Susan Steinman’s second-grade class at May Moore had the opportunity to take a virtual field trip, via Skype, to the Buffalo Bill Center of the West located in Cody, Wyoming, completing a cross-continental biology research survey.
The March 10 event was preceded by a classroom study of Long Island’s animal life. Library books, magazines and various child-friendly websites were used as resources for the students as they gathered information on local animals’ habitats, body types, life cycles, food sources and other fun facts. Using their sourced information, the second-graders then wrote nonfiction books that included introductions, tables of contents, diagrams and even a glossary. “Our focus was on learning how our animals adapt to their environments,” said Steinman.

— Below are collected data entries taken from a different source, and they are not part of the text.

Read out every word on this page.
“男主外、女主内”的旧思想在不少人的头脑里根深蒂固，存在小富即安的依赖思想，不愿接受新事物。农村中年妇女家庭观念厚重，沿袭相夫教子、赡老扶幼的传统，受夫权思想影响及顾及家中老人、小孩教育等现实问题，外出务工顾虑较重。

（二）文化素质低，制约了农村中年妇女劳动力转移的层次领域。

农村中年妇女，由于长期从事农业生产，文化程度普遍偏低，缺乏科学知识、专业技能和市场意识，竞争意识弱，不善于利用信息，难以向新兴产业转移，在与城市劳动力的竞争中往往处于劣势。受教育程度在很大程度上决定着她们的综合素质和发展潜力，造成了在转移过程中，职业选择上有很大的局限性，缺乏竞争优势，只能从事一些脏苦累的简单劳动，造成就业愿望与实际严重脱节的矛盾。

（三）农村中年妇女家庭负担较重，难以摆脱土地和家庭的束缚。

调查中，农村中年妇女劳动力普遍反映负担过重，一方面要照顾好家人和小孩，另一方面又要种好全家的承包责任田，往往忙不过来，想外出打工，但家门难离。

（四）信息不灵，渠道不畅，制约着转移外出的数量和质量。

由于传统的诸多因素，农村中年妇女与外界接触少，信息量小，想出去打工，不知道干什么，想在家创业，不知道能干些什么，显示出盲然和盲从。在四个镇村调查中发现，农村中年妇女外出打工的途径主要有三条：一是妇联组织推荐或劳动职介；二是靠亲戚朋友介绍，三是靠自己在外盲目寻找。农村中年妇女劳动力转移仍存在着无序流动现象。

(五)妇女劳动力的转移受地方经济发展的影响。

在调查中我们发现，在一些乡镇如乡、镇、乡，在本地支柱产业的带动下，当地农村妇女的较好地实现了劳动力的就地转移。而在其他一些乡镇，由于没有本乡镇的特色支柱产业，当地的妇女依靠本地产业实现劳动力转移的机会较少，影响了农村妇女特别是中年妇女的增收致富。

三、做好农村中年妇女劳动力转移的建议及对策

As the lesson’s culminating activity, the May Moore students compared Long Island animals to the animals of Yellowstone National Park during the Skype session with the Buffalo Bill Center. The museum guide displayed slides of the park and virtually “walked” them through the Western animals’ natural habitats. Some of the students were able to share their reports with the guide as they compared their Long Island animal habitats to those in Yellowstone.
“This was a great learning experience for the students,” said Andrew Choi, Deer Park’s instructional technology administrator, who facilitated the Skype session along with computer lab teacher Michelle Artale and technician Brian Hession.